With the opioid abuse epidemic continuing in New Jersey and teen anxiety and suicide on the rise, a new report recommends Garden State schools take a more aggressive approach in screening and treating students who may be in crisis.

The report, Youth at Risk: Substance Misuse and Mental Health, recommends implementing a Screening, Brief Intervention and Referral to Treatment program to stop student substance misuse and mental health issues early on before more serious problems develop.

Dan Meara, a policy expert and author of the report, said the SBIRT program calls for all students to fill out a brief questionnaire about mental health and substance use at school and “if the response exposes an emerging problem, a brief intervention is done. Counselors generally use motivational interviewing to help steer the student towards healthier behavior.”

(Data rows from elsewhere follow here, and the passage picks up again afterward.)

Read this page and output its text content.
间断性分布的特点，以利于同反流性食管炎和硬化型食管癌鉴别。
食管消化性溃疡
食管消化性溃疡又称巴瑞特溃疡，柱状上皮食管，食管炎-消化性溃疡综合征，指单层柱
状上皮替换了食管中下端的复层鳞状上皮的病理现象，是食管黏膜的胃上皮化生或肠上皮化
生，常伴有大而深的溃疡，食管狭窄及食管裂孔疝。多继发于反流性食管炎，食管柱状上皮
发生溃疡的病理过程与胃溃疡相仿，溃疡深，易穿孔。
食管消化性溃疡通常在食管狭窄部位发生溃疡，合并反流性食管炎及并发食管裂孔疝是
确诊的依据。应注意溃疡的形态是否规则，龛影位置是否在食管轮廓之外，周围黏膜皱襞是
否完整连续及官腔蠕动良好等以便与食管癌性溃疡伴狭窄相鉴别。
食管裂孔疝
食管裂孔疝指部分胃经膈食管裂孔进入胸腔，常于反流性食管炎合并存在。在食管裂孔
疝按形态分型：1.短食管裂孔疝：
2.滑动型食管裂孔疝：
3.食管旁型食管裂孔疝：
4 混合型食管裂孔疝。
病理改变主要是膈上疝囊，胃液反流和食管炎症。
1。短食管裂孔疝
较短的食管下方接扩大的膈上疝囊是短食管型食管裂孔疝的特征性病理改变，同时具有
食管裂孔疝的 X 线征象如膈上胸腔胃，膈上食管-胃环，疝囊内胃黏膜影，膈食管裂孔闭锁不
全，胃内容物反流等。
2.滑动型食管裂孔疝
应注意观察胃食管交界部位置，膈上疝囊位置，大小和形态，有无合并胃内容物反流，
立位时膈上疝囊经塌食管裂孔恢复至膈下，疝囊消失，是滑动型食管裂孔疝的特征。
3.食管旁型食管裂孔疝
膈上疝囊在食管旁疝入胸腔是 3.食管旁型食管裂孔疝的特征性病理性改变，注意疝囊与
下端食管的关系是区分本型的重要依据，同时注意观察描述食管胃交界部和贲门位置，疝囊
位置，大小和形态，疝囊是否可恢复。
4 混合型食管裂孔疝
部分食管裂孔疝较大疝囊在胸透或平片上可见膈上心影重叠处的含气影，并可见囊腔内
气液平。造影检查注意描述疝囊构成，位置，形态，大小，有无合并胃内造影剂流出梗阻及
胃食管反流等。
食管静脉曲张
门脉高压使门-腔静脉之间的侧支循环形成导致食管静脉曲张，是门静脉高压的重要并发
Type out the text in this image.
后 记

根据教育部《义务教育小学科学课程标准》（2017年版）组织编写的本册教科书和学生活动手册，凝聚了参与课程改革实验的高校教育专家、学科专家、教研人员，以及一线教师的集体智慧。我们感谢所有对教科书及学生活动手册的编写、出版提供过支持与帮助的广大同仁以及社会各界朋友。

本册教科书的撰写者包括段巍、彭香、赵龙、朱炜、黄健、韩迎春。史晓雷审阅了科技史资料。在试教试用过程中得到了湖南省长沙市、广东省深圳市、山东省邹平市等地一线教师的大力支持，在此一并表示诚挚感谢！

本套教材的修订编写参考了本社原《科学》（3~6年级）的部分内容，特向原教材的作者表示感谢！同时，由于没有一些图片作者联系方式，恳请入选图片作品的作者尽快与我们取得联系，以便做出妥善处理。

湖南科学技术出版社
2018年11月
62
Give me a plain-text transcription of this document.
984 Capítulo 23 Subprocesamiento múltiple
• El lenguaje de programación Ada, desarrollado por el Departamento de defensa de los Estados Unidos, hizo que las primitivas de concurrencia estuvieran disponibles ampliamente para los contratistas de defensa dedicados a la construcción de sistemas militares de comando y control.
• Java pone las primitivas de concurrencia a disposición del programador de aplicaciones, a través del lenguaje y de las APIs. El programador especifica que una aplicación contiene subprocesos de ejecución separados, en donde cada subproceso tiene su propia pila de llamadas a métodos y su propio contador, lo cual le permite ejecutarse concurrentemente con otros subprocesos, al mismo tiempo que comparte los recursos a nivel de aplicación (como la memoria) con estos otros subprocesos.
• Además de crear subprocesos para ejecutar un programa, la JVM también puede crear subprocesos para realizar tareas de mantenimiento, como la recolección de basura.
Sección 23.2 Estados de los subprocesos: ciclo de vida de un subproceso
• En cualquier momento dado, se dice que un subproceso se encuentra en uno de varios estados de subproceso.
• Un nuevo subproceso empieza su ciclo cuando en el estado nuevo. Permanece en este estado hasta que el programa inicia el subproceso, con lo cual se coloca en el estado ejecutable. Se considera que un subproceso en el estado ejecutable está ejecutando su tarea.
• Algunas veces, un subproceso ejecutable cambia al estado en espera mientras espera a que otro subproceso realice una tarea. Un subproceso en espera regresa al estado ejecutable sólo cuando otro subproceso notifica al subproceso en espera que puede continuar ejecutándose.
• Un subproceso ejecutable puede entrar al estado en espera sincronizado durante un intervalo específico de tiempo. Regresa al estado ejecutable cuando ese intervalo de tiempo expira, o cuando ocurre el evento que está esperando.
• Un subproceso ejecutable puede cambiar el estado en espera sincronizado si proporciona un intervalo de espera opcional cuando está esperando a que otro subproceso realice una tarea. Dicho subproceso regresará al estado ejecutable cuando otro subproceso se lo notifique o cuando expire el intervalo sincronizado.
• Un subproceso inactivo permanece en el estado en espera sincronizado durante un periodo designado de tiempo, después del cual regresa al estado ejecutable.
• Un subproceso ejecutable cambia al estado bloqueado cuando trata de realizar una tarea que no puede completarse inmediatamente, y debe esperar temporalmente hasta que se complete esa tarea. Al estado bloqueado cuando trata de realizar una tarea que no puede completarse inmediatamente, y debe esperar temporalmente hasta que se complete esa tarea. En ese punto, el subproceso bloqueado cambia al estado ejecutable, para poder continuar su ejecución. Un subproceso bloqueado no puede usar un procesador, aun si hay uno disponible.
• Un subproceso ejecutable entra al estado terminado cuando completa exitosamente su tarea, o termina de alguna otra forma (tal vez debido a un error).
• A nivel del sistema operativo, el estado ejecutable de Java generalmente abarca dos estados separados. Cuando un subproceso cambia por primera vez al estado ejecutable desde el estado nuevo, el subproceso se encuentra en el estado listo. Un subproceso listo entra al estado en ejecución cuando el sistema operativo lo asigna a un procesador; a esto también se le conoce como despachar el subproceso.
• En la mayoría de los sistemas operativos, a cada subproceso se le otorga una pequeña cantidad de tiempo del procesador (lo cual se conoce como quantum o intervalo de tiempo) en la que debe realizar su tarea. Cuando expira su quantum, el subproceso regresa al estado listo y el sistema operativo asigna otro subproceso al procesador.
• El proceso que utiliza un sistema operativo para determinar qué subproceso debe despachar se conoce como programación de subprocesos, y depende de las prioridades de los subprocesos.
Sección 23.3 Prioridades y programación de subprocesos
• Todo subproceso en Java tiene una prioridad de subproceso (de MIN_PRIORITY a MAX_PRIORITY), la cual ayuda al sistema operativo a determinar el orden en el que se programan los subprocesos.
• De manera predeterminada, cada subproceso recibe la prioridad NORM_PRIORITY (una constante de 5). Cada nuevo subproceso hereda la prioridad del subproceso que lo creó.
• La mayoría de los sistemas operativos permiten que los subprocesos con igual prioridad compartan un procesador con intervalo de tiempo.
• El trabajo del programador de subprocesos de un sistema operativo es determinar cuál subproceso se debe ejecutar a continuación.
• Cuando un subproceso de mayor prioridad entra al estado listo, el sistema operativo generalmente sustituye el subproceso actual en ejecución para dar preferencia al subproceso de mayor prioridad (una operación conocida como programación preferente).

He said in extreme instances, about 3% of the time, the problem may be serious enough to merit a referral to professional treatment.

Meara said the SBIRT program would be confidential, so students would feel safe talking about the issues they are facing.

Assemblywoman Carol Murphy, D-Burlington, is sponsoring legislation, A4546, to require SBIRT to be implemented in all schools.

She said students must understand “it’s OK if something is going on and you need some help. But what isn’t OK is you sitting in silence. What isn’t OK is not seeking the help that you or a friend may need.”

She added, “We all have bad days and we never want to get caught up in the fact that we sit and we hide in silence, where it does grow into more of an epidemic of suicide.”

Maura Collinsgru, the health care program director for New Jersey Citizen Action, the organization that funded the report, said many of today’s students are battling substance abuse and mental health issues and the SBIRT program spells out “how schools can respond to help identify, support and redirect students who are struggling, and avoid more costly consequences.”

The report finds the SBIRT program could save up to seven times what the state spends on law enforcement and criminal justice costs.

New York, Pennsylvania, California, Florida and Texas have already implemented SBIRT programs.

A scaled-down SBIRT pilot program has already been launched at Bordentown High School, and school officials are hoping to expand it in the coming months.